One of my Specks. Looks a lot smaller in this pic, that's for sure.


----------



## skram (Dec 25, 2007)

Nice fishes as always


----------



## Stoker1 (Feb 17, 2014)

Chris, I'm off of Hickory and we need to hook up and hit it early one weekend. -Jamie


----------



## GROUPERKING (Sep 28, 2011)

Nice fish ! Just 4 more days until I can become a Chris V stalker. Lol I'm gonna have to figure out these beach flounder.


----------



## Jason (Oct 2, 2007)

Nice way to spend the day w/ your ole man!!!


----------



## Bodupp (Oct 3, 2007)

Jason said:


> Nice way to spend the day w/ your ole man!!!


Yep. Would love to have one more day w/mine.

Good report, Chris. For all the right reasons.


----------



## DAWGONIT (Jan 16, 2009)

pretty work & thanks for sharing!

catch 'em up.


----------



## Mac1528 (Mar 24, 2012)

Sometimes the best times are just sitting, enjoying, & talking. You both got a bonus with a little fishing also! Thanks for sharing.


----------



## coastie83 (Apr 20, 2014)

You fishing in AL, or FL? Was gonna go down today to Pcola Beach but my buddy said the slime wasn't worth the time. And may I ask do you use weights with that artificial you caught the flatty on?


----------



## Chris V (Oct 18, 2007)

coastie83 said:


> You fishing in AL, or FL? Was gonna go down today to Pcola Beach but my buddy said the slime wasn't worth the time. And may I ask do you use weights with that artificial you caught the flatty on?

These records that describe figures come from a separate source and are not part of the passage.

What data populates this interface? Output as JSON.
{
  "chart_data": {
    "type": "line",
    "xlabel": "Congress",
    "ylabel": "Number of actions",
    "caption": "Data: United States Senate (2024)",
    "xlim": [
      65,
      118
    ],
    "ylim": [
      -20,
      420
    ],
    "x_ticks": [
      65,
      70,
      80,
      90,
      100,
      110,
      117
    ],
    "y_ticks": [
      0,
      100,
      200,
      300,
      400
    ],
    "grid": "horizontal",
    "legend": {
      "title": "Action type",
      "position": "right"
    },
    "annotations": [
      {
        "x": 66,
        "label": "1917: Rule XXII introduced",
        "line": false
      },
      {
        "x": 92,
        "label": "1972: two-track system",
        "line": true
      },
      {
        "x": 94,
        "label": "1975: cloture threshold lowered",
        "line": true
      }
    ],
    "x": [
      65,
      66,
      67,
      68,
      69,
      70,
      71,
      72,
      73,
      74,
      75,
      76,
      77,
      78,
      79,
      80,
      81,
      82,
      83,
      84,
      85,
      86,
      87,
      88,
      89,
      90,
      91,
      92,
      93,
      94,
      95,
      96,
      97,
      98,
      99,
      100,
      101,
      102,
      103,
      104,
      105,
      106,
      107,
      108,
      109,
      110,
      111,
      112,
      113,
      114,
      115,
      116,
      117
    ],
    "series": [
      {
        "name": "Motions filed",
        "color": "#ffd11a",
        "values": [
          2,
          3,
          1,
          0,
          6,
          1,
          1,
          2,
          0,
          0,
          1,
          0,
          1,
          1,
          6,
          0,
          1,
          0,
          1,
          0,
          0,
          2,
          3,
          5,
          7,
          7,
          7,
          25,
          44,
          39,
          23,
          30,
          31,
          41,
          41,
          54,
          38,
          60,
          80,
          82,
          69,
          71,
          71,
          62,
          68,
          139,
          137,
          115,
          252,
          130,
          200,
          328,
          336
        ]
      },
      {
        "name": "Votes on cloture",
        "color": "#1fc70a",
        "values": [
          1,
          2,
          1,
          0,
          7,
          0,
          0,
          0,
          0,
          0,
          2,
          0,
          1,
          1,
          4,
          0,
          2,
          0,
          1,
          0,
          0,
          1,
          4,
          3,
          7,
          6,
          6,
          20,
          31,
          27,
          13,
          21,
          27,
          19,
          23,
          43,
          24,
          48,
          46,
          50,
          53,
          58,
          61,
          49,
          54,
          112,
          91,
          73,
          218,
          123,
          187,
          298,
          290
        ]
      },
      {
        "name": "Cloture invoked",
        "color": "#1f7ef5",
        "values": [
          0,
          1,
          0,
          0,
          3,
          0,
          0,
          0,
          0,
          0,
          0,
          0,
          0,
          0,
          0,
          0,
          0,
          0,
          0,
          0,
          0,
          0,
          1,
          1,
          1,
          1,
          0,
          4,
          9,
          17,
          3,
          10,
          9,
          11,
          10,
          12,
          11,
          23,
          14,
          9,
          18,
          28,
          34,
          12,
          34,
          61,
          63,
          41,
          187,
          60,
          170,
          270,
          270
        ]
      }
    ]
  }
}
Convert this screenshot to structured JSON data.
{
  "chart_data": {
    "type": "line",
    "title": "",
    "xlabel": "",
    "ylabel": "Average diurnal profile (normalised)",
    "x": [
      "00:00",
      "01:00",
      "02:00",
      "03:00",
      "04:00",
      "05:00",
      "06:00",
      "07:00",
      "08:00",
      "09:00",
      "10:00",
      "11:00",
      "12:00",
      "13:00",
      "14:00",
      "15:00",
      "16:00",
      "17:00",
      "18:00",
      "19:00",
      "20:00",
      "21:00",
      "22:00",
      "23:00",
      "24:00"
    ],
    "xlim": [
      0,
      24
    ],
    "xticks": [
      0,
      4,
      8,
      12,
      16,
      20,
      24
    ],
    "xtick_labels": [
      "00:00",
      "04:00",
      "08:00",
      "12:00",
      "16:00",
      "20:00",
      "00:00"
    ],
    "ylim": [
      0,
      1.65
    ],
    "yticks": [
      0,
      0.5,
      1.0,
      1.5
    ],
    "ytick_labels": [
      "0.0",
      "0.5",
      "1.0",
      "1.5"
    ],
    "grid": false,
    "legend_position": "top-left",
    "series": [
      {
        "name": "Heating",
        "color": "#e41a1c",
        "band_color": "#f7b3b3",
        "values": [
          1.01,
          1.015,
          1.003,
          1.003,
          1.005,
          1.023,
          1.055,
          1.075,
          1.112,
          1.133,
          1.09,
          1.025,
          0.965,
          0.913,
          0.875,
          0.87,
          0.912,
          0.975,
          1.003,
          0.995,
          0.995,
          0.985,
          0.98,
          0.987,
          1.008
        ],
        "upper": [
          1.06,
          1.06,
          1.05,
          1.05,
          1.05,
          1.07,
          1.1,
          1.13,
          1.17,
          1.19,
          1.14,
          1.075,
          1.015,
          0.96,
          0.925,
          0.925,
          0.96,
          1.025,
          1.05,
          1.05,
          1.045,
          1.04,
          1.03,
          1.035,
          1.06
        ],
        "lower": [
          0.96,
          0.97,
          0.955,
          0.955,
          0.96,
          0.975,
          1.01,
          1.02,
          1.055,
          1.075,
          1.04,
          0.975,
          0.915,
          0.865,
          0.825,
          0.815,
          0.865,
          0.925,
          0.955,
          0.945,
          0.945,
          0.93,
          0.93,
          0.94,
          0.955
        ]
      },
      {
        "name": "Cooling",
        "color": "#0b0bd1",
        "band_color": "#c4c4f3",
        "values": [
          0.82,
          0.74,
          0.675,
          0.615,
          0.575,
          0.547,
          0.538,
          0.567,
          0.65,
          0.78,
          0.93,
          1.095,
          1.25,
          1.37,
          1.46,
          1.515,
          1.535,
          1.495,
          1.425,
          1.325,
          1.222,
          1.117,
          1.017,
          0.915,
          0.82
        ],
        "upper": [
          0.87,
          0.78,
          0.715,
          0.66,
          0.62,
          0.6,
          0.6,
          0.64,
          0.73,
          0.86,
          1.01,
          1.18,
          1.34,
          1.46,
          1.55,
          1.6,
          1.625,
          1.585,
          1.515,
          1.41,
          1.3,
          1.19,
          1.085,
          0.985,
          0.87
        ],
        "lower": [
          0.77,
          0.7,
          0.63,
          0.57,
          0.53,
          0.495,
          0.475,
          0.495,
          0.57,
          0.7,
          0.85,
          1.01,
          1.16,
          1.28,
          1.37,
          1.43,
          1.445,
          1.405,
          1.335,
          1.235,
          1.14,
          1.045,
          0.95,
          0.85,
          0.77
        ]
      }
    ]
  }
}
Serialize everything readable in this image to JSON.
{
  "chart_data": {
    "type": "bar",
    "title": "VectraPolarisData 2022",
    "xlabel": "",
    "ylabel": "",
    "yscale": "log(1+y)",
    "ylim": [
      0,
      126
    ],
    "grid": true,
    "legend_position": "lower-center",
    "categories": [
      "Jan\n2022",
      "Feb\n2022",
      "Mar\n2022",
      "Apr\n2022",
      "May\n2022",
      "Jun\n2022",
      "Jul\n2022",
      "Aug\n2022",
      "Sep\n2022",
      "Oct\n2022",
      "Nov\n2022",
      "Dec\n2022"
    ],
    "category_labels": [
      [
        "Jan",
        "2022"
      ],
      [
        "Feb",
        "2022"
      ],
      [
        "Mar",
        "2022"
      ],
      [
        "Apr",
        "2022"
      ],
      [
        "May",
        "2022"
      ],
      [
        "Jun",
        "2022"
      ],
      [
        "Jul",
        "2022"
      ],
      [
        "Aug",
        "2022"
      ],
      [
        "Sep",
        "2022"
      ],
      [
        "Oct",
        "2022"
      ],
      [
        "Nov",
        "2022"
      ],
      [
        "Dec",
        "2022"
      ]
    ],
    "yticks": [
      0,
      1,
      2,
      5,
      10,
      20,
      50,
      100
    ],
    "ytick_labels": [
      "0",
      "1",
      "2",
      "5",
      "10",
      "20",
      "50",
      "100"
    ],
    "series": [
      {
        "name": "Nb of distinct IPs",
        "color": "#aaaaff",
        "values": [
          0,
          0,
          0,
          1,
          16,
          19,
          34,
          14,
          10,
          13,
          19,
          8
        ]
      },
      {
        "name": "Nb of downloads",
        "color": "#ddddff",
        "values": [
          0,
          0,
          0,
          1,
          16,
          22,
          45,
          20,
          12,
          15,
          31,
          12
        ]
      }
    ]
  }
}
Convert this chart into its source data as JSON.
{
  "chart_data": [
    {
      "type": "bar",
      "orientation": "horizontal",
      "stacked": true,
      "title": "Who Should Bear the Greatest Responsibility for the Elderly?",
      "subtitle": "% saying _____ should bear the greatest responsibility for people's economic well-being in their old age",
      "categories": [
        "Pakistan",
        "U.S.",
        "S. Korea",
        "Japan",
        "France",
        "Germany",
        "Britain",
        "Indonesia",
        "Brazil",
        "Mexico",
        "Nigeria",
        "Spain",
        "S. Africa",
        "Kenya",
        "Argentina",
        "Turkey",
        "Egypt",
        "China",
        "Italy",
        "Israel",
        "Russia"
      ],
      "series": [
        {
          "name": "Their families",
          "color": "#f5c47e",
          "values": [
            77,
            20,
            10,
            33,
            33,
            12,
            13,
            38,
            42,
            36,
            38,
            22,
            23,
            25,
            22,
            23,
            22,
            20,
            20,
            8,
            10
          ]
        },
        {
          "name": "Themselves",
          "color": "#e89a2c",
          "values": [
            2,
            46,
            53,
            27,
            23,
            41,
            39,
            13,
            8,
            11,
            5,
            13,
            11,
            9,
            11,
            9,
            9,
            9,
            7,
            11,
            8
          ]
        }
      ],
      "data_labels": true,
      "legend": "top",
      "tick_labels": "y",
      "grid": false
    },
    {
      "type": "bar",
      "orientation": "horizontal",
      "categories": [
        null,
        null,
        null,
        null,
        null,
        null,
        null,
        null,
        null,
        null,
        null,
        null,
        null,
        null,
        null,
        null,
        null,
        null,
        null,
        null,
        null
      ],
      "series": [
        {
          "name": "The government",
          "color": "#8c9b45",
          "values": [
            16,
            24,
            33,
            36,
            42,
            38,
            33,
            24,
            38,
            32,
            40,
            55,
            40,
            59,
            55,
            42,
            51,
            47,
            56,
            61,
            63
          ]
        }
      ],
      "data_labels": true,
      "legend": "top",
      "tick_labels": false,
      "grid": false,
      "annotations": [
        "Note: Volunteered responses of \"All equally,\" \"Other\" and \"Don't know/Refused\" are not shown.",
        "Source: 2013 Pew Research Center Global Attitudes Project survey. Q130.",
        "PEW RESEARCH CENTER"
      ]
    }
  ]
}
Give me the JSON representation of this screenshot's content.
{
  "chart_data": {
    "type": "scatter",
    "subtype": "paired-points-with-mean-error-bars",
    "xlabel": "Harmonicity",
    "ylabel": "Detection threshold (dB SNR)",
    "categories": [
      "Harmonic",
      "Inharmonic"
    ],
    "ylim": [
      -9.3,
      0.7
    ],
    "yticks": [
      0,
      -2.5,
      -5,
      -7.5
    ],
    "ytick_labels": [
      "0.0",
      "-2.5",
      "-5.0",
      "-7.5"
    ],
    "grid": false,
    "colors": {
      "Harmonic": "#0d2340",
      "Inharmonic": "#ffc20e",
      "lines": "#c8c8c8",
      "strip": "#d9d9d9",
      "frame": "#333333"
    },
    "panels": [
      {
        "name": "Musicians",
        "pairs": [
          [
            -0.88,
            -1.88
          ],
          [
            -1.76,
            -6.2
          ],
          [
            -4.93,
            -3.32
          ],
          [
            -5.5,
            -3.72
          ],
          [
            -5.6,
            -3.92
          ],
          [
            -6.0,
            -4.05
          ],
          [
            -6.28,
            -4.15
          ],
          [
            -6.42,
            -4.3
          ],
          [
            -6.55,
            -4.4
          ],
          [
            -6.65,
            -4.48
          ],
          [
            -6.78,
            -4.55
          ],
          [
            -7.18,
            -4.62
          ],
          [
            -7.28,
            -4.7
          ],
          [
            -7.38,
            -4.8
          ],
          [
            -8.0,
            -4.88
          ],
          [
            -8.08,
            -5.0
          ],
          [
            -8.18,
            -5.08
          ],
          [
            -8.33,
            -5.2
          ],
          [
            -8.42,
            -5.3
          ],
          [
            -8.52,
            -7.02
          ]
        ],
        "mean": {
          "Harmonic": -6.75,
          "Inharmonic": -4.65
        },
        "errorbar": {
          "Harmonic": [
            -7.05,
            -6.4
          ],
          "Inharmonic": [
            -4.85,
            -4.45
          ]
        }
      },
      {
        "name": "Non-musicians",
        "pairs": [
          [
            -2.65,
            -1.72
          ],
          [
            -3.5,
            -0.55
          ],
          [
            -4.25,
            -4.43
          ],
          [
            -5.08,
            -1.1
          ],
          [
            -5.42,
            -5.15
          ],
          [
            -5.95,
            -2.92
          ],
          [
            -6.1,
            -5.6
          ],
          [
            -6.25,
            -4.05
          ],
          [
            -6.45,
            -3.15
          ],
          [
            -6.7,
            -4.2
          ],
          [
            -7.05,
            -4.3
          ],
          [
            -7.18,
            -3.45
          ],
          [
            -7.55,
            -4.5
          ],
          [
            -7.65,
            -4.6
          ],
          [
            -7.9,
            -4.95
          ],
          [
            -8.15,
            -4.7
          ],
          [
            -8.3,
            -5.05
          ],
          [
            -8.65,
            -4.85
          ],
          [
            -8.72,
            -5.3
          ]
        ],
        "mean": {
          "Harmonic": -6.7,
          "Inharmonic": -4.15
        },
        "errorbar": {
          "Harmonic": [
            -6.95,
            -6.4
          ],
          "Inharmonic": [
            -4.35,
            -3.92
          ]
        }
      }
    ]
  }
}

 I'm in Al waters and do not add weight to my artificials. I work them with a light "feathering" of the rod tip, reeling slack in slowly and making sure I maintain consistent contact with the bottom. I've been catching most of them on swimbaits like the one in the pic (Tsunami Swim Shad 3") but have also been doing well with other paddletails in pearl and chartreuse on a 3/8 oz jighead. I've also caught a few on the Rip-N-Slash while throwing to Trout.


----------



## coastie83 (Apr 20, 2014)

Thanks for the nice reply. Switched to inshore a few weeks back when the slime and grass came in. Haven't been out to the Gulf since but I have all the same artificials and have been wanting to get on some flatties. Looks like I'm gonna just have to go cruise down there.


----------



## Chris V (Oct 18, 2007)

Well, if you see a guy with a backpack on, slinging fish or throwing huge poppers on an overpriced surf outfit, that's probably me.


----------



## Chris V (Oct 18, 2007)

Stoker1 said:


> Chris, I'm off of Hickory and we need to hook up and hit it early one weekend. -Jamie


 Swing by the store one day and we'll plan something out.


----------



## MrFish (Aug 21, 2009)

I was out there about mid morning down towards the Fort. Caught about a 20 lb flattie. He almost stuck me too!


----------



## fishin for pompanos (May 10, 2012)

Nice job on being there with your dad, there is no better time. Great report.


----------



## MrFish49 (Jun 30, 2012)

What do you look for in the surf? Didn't even know trout from the surf was a regular thing.


----------



## Carnage1562000 (May 22, 2014)

Awesome times indeed and congrats on your fish!


----------